There are many isolated shelters, completely cut off. An old people's home, whose residents are mostly elderly people with dementia, is one such example. As so many others in the Northern Japan, this place was hit by tsunami; however, there was no casualty, not even one of all 100 residents. This is because the 50 staff members carried all 100 of them upstairs, just as they practiced in their regular tsunami drills. Most residents are not mobile, so sometimes it took four staff members to carry them in heavy wheelchairs upstairs. They finished moving everyone upstairs five minutes before the tsunami struck them. Mercifully, it didn't reach the second floor, unlike in so many other places.

They were urged to evacuate to other shelters, but the staff refused to go, as it was not likely that they could find any shelter that would accept their residents, who need special care, and as they thought their charge wouldn't be able to survive in any other place. The staff managed to procure some supplies. The power is down, so they use a power generator. As they are very low on the fuel, however, they turn it off, save four hours when they cook food for all of them.

A dairy farmer in Aomori says he's very much afraid that people may leave off farming if the situation goes on much longer. He continues to milk his cows dutifully, since they will become ill otherwise. After discussing the matter with his friends, he decided to spray the milk in the field as fertiliser. He is wishing to deliver his fresh milk to evacuees.

I've seen some people shedding tears, telling us how they have no food, blankets, or medicine. I saw one old woman tell us she was concerned about her eye drops, as she'd go blind unless she has them. Isolated evacuees may be suffering even more than those in shelters, although these "shelters" offer hardly any comfort against the bitter cold winter of the northern Japan. They are mostly sleeping on hard floor with hardly anything but blankets, and a stove or two if they're fortunate enough to have both stoves and fuel. They have very insufficient information, and not knowing what is happening must be extremely trying for the already tragedy-stricken evacuees.

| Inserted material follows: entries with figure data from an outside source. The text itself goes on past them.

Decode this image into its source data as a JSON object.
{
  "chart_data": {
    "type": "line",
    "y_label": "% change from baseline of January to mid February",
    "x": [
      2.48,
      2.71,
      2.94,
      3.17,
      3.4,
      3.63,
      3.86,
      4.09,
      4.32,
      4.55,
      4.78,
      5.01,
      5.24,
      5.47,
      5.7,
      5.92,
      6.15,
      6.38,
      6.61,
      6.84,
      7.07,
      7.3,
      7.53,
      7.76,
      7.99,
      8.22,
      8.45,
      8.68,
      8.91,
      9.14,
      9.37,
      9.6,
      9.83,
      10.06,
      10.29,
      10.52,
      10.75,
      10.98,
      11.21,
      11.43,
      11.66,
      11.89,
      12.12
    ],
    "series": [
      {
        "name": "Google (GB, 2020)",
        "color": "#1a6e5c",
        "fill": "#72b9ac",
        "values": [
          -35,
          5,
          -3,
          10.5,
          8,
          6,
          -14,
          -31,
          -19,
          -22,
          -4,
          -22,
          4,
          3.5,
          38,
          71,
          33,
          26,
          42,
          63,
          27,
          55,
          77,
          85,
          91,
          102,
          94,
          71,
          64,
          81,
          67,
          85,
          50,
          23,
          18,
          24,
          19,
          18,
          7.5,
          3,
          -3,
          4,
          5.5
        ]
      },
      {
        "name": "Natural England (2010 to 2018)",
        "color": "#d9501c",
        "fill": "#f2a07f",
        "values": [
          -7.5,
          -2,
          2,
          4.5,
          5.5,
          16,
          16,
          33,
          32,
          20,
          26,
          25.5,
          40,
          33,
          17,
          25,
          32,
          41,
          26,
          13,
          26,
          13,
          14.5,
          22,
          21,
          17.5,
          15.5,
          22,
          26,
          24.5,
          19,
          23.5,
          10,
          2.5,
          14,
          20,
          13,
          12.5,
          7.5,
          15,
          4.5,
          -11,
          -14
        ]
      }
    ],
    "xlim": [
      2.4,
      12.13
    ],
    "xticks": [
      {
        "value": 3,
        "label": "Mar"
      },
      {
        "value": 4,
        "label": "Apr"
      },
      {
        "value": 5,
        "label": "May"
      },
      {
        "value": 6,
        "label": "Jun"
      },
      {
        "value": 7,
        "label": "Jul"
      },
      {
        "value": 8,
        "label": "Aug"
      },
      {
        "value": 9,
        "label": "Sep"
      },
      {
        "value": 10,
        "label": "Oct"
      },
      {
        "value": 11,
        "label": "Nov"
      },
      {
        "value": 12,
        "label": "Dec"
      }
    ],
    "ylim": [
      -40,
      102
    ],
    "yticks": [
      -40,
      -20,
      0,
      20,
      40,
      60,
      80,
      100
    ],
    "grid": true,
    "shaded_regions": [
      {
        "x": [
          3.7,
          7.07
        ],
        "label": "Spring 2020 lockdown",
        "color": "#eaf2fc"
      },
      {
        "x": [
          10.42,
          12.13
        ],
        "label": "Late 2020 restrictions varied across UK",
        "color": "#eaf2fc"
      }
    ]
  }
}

Finally, life goes on even in midst of all this; new lives are brought into this world. I saw a new mum, telling us about her labour in complete darkness (electricity was down). She said he'd be a strong boy, coming to life at a time like this. Her glowing smile was so radiant.

These mothers need food, however. Nursing mothers need to eat. And new-born babies cannot survive harsh winter without any heating.